4. The big change in the RoboCop/ED-209 dynamic
In the 1987 film, RoboCop and ED-209 are enemies. RoboCop only comes into play after ED-209's spectacular public malfunction and, later in the film, RoboCop is forced to face ED-209 in certain-death combat. In this video, however, the two products are presented as "complementary technology," says Russ Fischer at SlashFilm, "rather than competing interests." That's a major plot overhaul.

5. The genius marketing campaign 
With this clever video, the reboot falls right in line with the 1987 film, which was peppered with "wry newscasts and commercials from the future," says Carol Pinchefsky at Forbes. With tag lines like "Order for your city today," Padilha's 2013 version "looks like a commercial that befits Verhoeven's classic."

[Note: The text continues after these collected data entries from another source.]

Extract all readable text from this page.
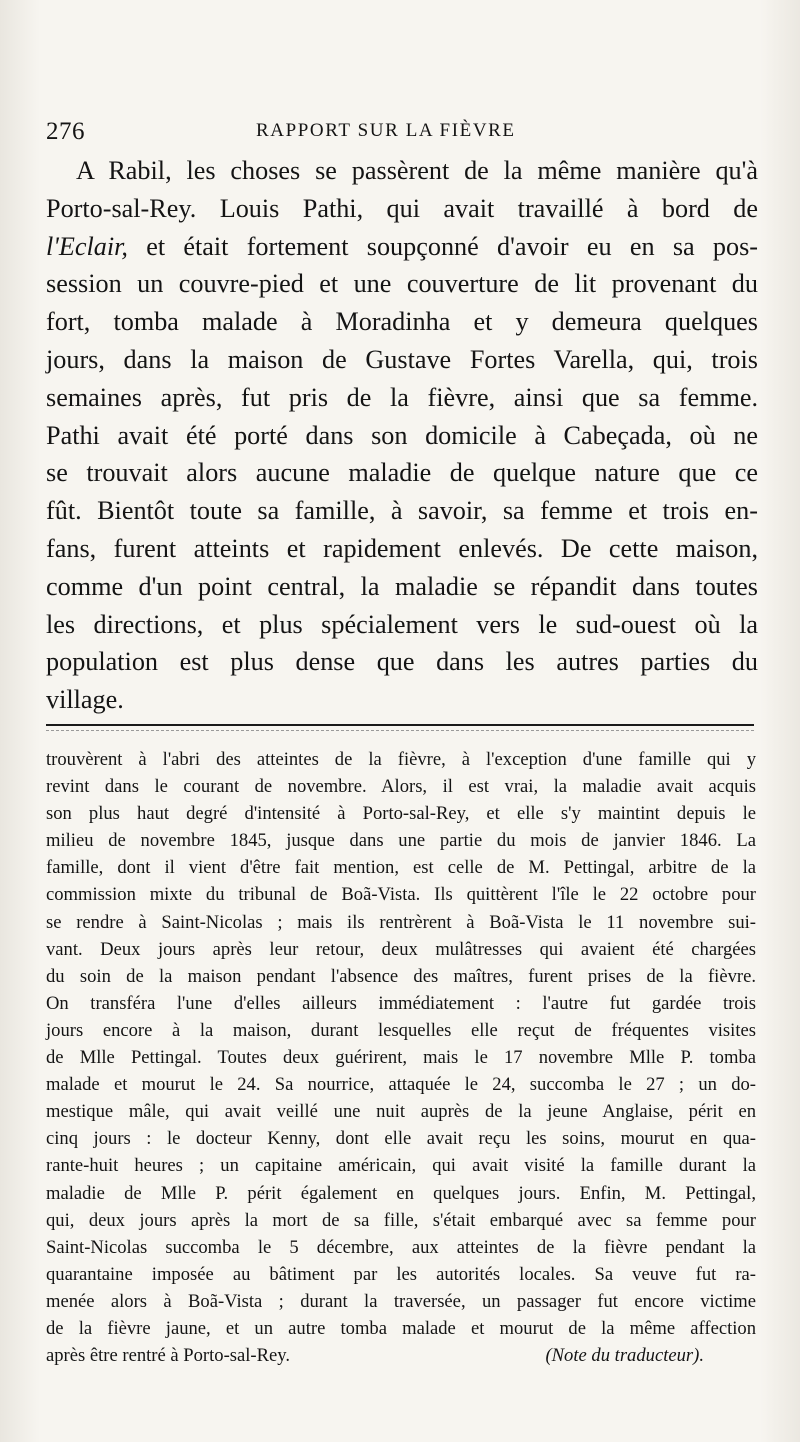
276	RAPPORT SUR LA FIÈVRE
A Rabil, les choses se passèrent de la même manière qu'à
Porto-sal-Rey. Louis Pathi, qui avait travaillé à bord de
l'Eclair, et était fortement soupçonné d'avoir eu en sa pos-
session un couvre-pied et une couverture de lit provenant du
fort, tomba malade à Moradinha et y demeura quelques
jours, dans la maison de Gustave Fortes Varella, qui, trois
semaines après, fut pris de la fièvre, ainsi que sa femme.
Pathi avait été porté dans son domicile à Cabeçada, où ne
se trouvait alors aucune maladie de quelque nature que ce
fût. Bientôt toute sa famille, à savoir, sa femme et trois en-
fans, furent atteints et rapidement enlevés. De cette maison,
comme d'un point central, la maladie se répandit dans toutes
les directions, et plus spécialement vers le sud-ouest où la
population est plus dense que dans les autres parties du
village.
trouvèrent à l'abri des atteintes de la fièvre, à l'exception d'une famille qui y
revint dans le courant de novembre. Alors, il est vrai, la maladie avait acquis
son plus haut degré d'intensité à Porto-sal-Rey, et elle s'y maintint depuis le
milieu de novembre 1845, jusque dans une partie du mois de janvier 1846. La
famille, dont il vient d'être fait mention, est celle de M. Pettingal, arbitre de la
commission mixte du tribunal de Boã-Vista. Ils quittèrent l'île le 22 octobre pour
se rendre à Saint-Nicolas ; mais ils rentrèrent à Boã-Vista le 11 novembre sui-
vant. Deux jours après leur retour, deux mulâtresses qui avaient été chargées
du soin de la maison pendant l'absence des maîtres, furent prises de la fièvre.
On transféra l'une d'elles ailleurs immédiatement : l'autre fut gardée trois
jours encore à la maison, durant lesquelles elle reçut de fréquentes visites
de Mlle Pettingal. Toutes deux guérirent, mais le 17 novembre Mlle P. tomba
malade et mourut le 24. Sa nourrice, attaquée le 24, succomba le 27 ; un do-
mestique mâle, qui avait veillé une nuit auprès de la jeune Anglaise, périt en
cinq jours : le docteur Kenny, dont elle avait reçu les soins, mourut en qua-
rante-huit heures ; un capitaine américain, qui avait visité la famille durant la
maladie de Mlle P. périt également en quelques jours. Enfin, M. Pettingal,
qui, deux jours après la mort de sa fille, s'était embarqué avec sa femme pour
Saint-Nicolas succomba le 5 décembre, aux atteintes de la fièvre pendant la
quarantaine imposée au bâtiment par les autorités locales. Sa veuve fut ra-
menée alors à Boã-Vista ; durant la traversée, un passager fut encore victime
de la fièvre jaune, et un autre tomba malade et mourut de la même affection
après être rentré à Porto-sal-Rey.	(Note du traducteur).
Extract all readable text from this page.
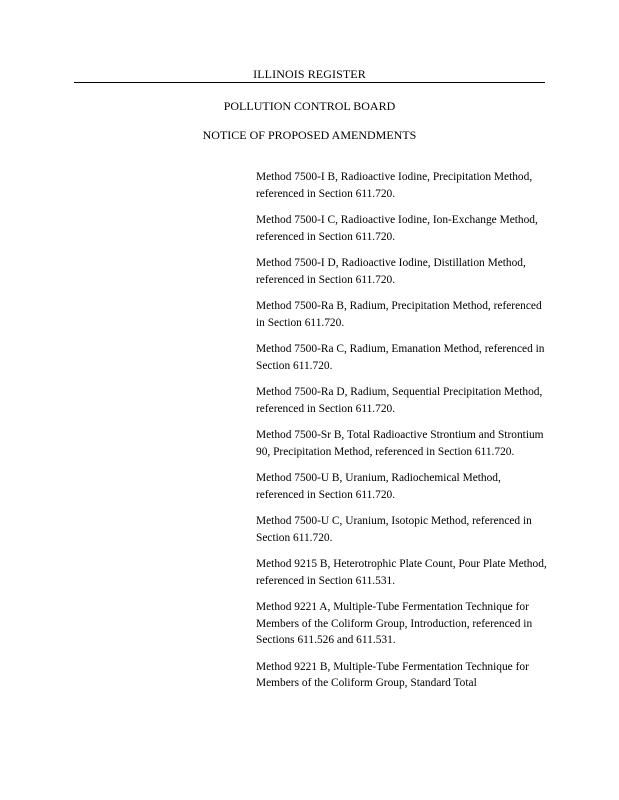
ILLINOIS REGISTER
POLLUTION CONTROL BOARD
NOTICE OF PROPOSED AMENDMENTS
Method 7500-I B, Radioactive Iodine, Precipitation Method, referenced in Section 611.720.
Method 7500-I C, Radioactive Iodine, Ion-Exchange Method, referenced in Section 611.720.
Method 7500-I D, Radioactive Iodine, Distillation Method, referenced in Section 611.720.
Method 7500-Ra B, Radium, Precipitation Method, referenced in Section 611.720.
Method 7500-Ra C, Radium, Emanation Method, referenced in Section 611.720.
Method 7500-Ra D, Radium, Sequential Precipitation Method, referenced in Section 611.720.
Method 7500-Sr B, Total Radioactive Strontium and Strontium 90, Precipitation Method, referenced in Section 611.720.
Method 7500-U B, Uranium, Radiochemical Method, referenced in Section 611.720.
Method 7500-U C, Uranium, Isotopic Method, referenced in Section 611.720.
Method 9215 B, Heterotrophic Plate Count, Pour Plate Method, referenced in Section 611.531.
Method 9221 A, Multiple-Tube Fermentation Technique for Members of the Coliform Group, Introduction, referenced in Sections 611.526 and 611.531.
Method 9221 B, Multiple-Tube Fermentation Technique for Members of the Coliform Group, Standard Total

6. The surprising resilience of 1987's themes
Verhoeven's RoboCop explored what happened when public institutions are privatized and unthinking machines decide who lives and who dies, says Aaron Couch at The Hollywood Reporter. A quarter-century later, those themes resonate as strongly as ever. Today, our real-life battles are fought using intelligent drones while ethicists debate the use of suddenly "commonplace" killing machines. Talk about prescient.